Les Misérables

par: Emmanuel Galais

Dans la France du 19e siècle, une histoire poignante de rêves brisés, d'amour malheureux, de passion, de sacrifice et de rédemption : l'affirmation intemporelle de la force inépuisable de l'âme humaine. Quand Jean Valjean promet à Fantine de sauver sa fille Cosette du destin tragique dont elle est elle-même victime, la vie du forçat et de la gamine va en être changée à tout jamais.

Il y a trente ans lorsque Alain Boublil et Claude-Michel Schönberg décidèrent d’adapter l’œuvre magnifique et complexe de Victor Hugo : « Les Misérables », personne n’y croyait. Et pourtant leur création associée à la mise en scène de Robert Hossein, fut au-delà de ce que tout le monde pouvait imaginer. Et paradoxalement, l’adaptation de ce chef d’œuvre français ne connut réellement le succès qu’avec son adaptation anglaise. Depuis 30 ans la comédie musicale fait les grandes heures des planches de Broadway et de Londres. Seulement ce qui fonctionne sur scène, ne se transforme systématiquement pas en succès au cinéma !

Et même si Tobe Hooper soigne sa mise en scène, avec une ouverture surprenante et inspirée, son adaptation se perd dans un découpage logique sur scène, mais insupportable en film. Si les choix scénaristiques, comme celui d’abandonner le passage du petit ramoneur (passage clé du film, où Jean Valjean prend conscience qu’il ne suit pas le bon chemin), pas assez visuel scéniquement, son absence sur grand écran provoque une cassure surprenante et donne au film, des allures de résumé bâclé.

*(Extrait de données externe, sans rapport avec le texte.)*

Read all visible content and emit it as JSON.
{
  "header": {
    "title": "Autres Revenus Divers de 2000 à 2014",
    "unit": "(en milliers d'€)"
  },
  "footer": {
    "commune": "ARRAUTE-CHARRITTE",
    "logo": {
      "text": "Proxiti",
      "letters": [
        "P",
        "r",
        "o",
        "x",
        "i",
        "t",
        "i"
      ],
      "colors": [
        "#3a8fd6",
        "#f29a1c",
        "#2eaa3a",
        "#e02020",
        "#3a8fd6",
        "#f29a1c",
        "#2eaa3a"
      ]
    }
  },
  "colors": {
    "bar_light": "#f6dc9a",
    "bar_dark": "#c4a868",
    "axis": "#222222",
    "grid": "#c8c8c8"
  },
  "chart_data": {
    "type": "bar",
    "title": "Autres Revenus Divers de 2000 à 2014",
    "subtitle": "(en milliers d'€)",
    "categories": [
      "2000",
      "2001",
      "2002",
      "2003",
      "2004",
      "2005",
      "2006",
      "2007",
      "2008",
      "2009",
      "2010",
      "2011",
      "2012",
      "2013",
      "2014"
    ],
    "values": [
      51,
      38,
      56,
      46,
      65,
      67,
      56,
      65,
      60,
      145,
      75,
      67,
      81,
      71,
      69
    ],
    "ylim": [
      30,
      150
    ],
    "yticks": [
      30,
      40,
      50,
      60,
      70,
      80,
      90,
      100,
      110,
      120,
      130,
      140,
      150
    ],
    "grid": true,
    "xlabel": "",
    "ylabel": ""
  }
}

Tout comme la transition entre la fin des barricades et la révélation de Jean Valjean à Marius, l’ensemble parait avoir été coupé à la serpette, et laisse le spectateur sur sa fin. L’ œuvre de Boublil et Schönberg perd à l’écran ce qu’elle gagnait sur scène. L’image tragique d’une société qui se meurt pour renaitre de ses cendres, avec des envolées lyriques qui transpercent le cœur d’une émotion magistrale devient d’un seul coup bien fade, par une adaptation trop fidèle de ce succès scénique, seulement le réalisateur en a oublié du coup une cohérence scénaristique qui aurait pu être comblée par des dialogues.

Le réalisateur se laisse porter par la musique, la met en scène avec un lyrisme tragique, peut-être trop appuyé, au point que les personnages s’en retrouve subitement bien effacés, à l’image du couple Thénardier, qui perd sa folie scénaristique, au profit d’un couple sordide (certes ils le sont dans le roman) mais la musique les rendait plus colorés, plus nuancés et apportait une sorte de fraicheur cynique, au point de déclencher certains rires dans la salle lors de leur duo de présentation. Dans le film, la scène est presque ennuyeuse, et Sacha Baron Cohen (Borat) semble avoir apprit une mauvais nouvelle pendant le tournage (l’échec commercial de sa dernière réalisation ?). Quand à Hugh Jackman (X-Men), son talent est indéniable, mais sa voix aigue par rapport aux précédents interprètes du rôle sur scène surprend, et fait presque regretter que les rôles ne soient pas inverser avec Russell Crowe (Gladiator), certes, pas forcément bon chanteur, mais avec un physique plus proche de l’image que l’on se fait de Jean Valjean. A noter tout de même les prestations impeccable et remarquable d’Anna Hatthaway (Le diable s'habille en Prada) en Fantine et Eddie Redmayne (My Week with Marilyn) en Marius. Pour les amateurs de la comédie musicale, on pourra noter la présence de Colm Wilkinson dans le rôle de l’évêque, et qui n’est autre que celui qui a créé le rôle Jean Valjean dans la première version anglaise sur scène.

En conclusion, « Les misérables » de Tom Hooper, n’est absolument pas un mauvais film, la mise en scène est soignée, fidèle au spectacle, donne une autre vision de l’œuvre musicale de Boublil et Schönberg très sombre, moins colorées. Mais le transfert de l’adaptation scénique de l’œuvre de Victor Hugo, perd en volume et en intérêt dans son passage sur grand écran, notamment par des raccourcis incompréhensibles à l’écran, les chants par les obligations de la mise en scène perdent en lyrisme, à l‘instar de la chanson des Thénardiers, ou encore celle d‘ouverture. Certaines chansons sont même tout juste reconnaissable comme la chanson de Gavroche : « je suis tombé par terre». L’ensemble parait monté à la serpette, et le spectateur ne peut cacher un sentiment de frustration. Pour un peu que vous ayez lu le livre et vu les différentes adaptations au cinéma et à la télé et que vous ayez apprécié à sa juste valeur la comédie musicale française et anglo-saxonne, le plaisir est gâchée et finalement regrettable.